Netanyahu también fue confrontado con otro reportaje del mismo diario que afirmaba que el 11 de febrero había sostenido en una sala de crisis que una operación conjunta entre Israel y Estados Unidos podría derrumbar a la República Islámica. El primer ministro calificó eso de “falso”, aunque aclaró que simplemente no consideró ese resultado como definitivo. “Ambos coincidimos en que había incertidumbre y riesgo”, dijo, citando a Trump, quien según Netanyahu afirmó que “hay peligro en actuar, pero un peligro mayor en no actuar”.

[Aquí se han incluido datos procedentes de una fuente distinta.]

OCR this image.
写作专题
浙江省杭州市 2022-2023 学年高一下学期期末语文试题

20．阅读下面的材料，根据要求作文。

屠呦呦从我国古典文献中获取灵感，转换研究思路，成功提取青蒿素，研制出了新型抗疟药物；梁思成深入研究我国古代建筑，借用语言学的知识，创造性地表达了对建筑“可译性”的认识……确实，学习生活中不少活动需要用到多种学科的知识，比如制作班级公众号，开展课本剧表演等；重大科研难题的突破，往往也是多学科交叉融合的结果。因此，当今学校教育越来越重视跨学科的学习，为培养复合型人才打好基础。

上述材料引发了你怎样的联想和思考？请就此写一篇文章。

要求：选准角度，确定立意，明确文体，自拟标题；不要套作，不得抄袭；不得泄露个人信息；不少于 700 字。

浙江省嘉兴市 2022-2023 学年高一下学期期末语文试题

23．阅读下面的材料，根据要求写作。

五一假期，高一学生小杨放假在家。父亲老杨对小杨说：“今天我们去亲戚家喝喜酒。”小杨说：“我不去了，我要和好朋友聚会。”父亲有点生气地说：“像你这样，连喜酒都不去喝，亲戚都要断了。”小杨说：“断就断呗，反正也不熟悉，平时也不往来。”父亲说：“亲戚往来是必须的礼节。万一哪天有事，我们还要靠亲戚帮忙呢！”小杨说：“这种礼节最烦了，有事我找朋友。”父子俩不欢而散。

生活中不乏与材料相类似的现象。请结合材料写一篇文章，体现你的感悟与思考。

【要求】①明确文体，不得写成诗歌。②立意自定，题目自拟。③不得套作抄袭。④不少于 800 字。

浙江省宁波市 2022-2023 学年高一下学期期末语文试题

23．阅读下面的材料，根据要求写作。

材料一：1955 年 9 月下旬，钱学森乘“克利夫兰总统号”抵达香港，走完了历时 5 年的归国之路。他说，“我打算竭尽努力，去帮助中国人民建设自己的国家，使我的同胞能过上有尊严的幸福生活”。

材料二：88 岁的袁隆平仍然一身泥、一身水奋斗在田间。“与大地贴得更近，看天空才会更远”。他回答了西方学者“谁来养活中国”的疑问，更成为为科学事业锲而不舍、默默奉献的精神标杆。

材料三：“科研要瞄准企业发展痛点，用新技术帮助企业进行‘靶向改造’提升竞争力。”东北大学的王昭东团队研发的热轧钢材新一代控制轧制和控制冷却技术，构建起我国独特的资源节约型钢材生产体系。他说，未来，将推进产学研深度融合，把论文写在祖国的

Sobre la posibilidad de una caída del régimen iraní, Netanyahu señaló que no sabe cuándo ni si eso ocurrirá, pero advirtió que, de suceder, implicaría el fin de la red de grupos afines a Teherán, incluidos Hezbolá, Hamás y los hutíes, a quienes describió como sostenidos por el “apoyo de EE. UU”.
El primer ministro reiteró además su intención de que Israel deje de depender de la ayuda militar estadounidense en el plazo de una década, declaración que ya había hecho a principios de año en una entrevista con The Economist.